Scaling what works
To tackle health inequalities for black women, the government should support community-led models, argue Marianna Masters and Evelyn Akoto
Black women in the UK live with some of the starkest health inequalities in the country. This is not new; neither is it accidental. The status quo is one of systemic racism, socioeconomic inequality, and a healthcare system that still struggles to provide culturally competent, relational care. If Labour is serious about closing this gap, it must stop reinventing the wheel and start scaling up what already works. Tried and tested solutions exist in communities across south London. We know because, as councillors, we have helped to deliver them.
The evidence that black women continue to face devastating health inequalities is clear. Black women are 3.7 times more likely to die during pregnancy or childbirth than white women according to MBRRACE-UK. As campaigners at Five X More have long warned, this is not biology, but bias. It is concerns dismissed. It is pain not taken seriously.
Through Southwark’s Maternity Commission, we heard directly from Black women who described dismissal, stereotyping and fragmented care. The commission made clear that safety is not only clinical, but relational. In other words, continuity of care, cultural understanding and advocacy are not mere extras, but vital safeguards.
Maternal inequality is just the sharpest edge of a wider pattern. Beyond maternity, Black women experience some of the highest rates of long-term conditions in the UK, including hypertension, diabetes, fibroids, chronic pain and anxiety, often earlier in life and with greater severity. These patterns are shaped not only by genetics, but by poverty, insecure housing, racism and the cumulative stress of navigating systems that are simply not designed for us.
Poverty, in particular, exacerbates other inequalities. In 2024, 41 per cent of Black households were living in poverty, compared to 20 per cent of white households. Poverty shapes the food you can afford, the housing you live in, the stress you carry and the care that you can access. Health inequalities are the predictable outcome of inequality itself.
Labour’s 10 year health plan has a welcome emphasis on prevention and tackling disparities. But it is lighter on how trust can be rebuilt in communities where it has been eroded. That is where south London’s community-led models can offer a blueprint for the national plan. Unless Labour builds with communities, not for them, inequalities will simply reproduce themselves. We learned this during Covid-19. Working together across Lambeth and Southwark, we saw how quickly trust collapsed when messaging was delivered from the centre. When we took health information into churches, mosques, food banks, hairdressers and WhatsApp groups, engagement shifted. People asked questions, challenged misinformation, and made informed choices.
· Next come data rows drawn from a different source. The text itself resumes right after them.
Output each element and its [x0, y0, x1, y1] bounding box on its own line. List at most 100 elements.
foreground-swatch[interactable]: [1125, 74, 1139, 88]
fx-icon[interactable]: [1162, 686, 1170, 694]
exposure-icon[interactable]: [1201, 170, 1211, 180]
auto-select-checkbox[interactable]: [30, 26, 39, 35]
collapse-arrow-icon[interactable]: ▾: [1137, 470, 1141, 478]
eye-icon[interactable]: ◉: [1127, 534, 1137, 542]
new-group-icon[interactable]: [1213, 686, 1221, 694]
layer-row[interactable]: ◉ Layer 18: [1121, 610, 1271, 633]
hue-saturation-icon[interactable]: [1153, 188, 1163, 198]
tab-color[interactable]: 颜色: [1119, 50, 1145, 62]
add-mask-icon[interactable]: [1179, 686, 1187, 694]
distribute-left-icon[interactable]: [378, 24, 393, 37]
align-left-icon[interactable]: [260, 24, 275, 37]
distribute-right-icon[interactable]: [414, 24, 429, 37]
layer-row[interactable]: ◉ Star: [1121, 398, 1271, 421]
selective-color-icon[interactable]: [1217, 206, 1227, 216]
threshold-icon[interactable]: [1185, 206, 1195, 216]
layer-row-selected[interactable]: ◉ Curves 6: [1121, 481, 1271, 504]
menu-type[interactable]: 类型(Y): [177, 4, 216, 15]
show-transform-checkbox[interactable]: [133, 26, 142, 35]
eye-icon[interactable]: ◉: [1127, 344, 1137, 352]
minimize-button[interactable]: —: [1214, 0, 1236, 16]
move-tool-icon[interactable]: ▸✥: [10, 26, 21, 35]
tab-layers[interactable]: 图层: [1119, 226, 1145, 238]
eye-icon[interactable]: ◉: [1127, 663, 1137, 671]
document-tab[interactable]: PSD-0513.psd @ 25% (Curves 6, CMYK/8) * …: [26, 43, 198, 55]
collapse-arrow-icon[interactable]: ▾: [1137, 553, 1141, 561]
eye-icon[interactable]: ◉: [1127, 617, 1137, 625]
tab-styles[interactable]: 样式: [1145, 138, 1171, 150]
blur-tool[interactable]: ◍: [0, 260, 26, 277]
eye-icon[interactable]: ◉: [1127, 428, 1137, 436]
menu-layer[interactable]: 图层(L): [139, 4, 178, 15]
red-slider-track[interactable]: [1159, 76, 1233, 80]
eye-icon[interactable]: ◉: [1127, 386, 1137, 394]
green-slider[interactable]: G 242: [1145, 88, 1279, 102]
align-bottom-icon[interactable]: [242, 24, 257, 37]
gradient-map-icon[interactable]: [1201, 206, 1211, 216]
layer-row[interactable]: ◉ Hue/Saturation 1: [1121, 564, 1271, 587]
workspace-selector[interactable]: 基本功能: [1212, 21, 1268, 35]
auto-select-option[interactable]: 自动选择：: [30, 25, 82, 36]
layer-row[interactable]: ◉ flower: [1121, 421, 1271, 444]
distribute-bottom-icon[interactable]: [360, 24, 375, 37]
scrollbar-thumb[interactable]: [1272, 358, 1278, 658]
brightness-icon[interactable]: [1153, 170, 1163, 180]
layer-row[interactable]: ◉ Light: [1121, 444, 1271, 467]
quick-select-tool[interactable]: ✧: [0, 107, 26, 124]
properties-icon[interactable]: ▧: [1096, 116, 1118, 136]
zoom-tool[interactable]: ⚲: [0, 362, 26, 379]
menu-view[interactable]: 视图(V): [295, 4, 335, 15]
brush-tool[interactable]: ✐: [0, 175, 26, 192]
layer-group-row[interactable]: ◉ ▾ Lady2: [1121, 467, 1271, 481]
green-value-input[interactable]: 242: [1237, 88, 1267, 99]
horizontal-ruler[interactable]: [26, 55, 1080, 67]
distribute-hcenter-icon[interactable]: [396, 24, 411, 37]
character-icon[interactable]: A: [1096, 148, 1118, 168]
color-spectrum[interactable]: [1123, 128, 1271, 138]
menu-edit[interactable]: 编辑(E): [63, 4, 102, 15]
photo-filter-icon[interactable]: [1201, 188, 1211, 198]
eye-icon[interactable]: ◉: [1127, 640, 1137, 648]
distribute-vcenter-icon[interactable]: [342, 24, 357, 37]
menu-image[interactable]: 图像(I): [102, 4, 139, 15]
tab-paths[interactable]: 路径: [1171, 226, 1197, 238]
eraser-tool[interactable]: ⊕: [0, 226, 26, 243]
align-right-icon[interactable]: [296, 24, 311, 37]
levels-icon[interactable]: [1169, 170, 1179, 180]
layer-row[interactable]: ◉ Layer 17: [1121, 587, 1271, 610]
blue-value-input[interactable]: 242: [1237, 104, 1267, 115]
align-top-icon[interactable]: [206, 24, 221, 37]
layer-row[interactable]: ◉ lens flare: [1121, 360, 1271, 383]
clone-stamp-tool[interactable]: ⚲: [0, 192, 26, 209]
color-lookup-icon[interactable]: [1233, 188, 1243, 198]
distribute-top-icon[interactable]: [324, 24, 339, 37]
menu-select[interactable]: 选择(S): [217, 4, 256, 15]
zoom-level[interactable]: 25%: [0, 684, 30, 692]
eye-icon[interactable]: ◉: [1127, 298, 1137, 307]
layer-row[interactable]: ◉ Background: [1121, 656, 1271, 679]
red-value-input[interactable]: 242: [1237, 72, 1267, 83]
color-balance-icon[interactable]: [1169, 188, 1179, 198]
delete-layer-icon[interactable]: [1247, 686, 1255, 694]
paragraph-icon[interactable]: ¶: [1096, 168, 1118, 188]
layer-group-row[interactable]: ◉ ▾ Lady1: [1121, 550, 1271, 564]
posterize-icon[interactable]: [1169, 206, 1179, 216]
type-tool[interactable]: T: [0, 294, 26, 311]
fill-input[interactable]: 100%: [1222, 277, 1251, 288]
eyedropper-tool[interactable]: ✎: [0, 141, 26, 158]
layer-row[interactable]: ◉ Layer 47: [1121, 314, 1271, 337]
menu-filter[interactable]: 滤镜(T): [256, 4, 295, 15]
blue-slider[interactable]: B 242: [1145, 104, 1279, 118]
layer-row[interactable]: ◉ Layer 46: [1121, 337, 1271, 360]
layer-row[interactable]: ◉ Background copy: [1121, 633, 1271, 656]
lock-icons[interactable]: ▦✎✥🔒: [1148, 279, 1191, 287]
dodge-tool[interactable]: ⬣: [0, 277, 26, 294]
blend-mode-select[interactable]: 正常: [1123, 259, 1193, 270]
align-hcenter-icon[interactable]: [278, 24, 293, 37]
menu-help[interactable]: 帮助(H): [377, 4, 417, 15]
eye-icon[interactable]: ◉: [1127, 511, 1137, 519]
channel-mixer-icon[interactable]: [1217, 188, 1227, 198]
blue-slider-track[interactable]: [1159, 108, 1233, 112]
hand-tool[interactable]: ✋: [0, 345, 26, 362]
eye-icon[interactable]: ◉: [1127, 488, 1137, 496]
In Southwark, this approach is now embedded through a network of over 200 community health ambassadors. Drawn from the community and trained in areas from blood pressure awareness to cancer screening and mental health first aid, they are trusted connectors rooted in states, faith groups and local spaces. Far from a ‘bolt on’, they are a key part of the infrastructure of prevention.
We have seen this model deliver tangible results. At Corpus Christi Catholic church in Brixton Hill, parishioners recently received free blood pressure checks and wellbeing advice after mass. For some, it was the first clinical conversation they had had in years. Alongside health checks, they were also able to access housing and benefits advice and warm food in a designated Warm Space. That is holistic care in practice.
In Lambeth, a Black Communities Health and Wellbeing Day in 2022 took place at the height of Covid mistrust, when many Black residents were avoiding the NHS altogether. Yet 500 people attended. Around 200 medical checks were completed, more than 200 referrals were made, and five men were referred for PSA tests, one of whom has since been diagnosed with early-stage prostate cancer. This was not symbolic outreach. It was proof of concept, and it saved lives.
So, what must Labour do? First, root women’s health hubs in trusted community spaces, not just hospitals. Second, guarantee continuity of care for high-risk pregnancies, with clear national standards. Third, introduce a national diagnostic standard for women’s pain so that years of delay and dismissal are no longer normalised. Fourth, leverage economic policy, including through flexible work, occupational health access and menopause and menstrual health standards. Finally, tie NHS funding allocations to measurable reductions in disparities.
The blueprint is clear: deliver care in trusted spaces; prioritise relationships and continuity; and fund prevention that is culturally grounded and community led. The solutions are already here, in our estates, our parishes and our community halls. The government must scale what works, fund what works, and, above all, trust communities.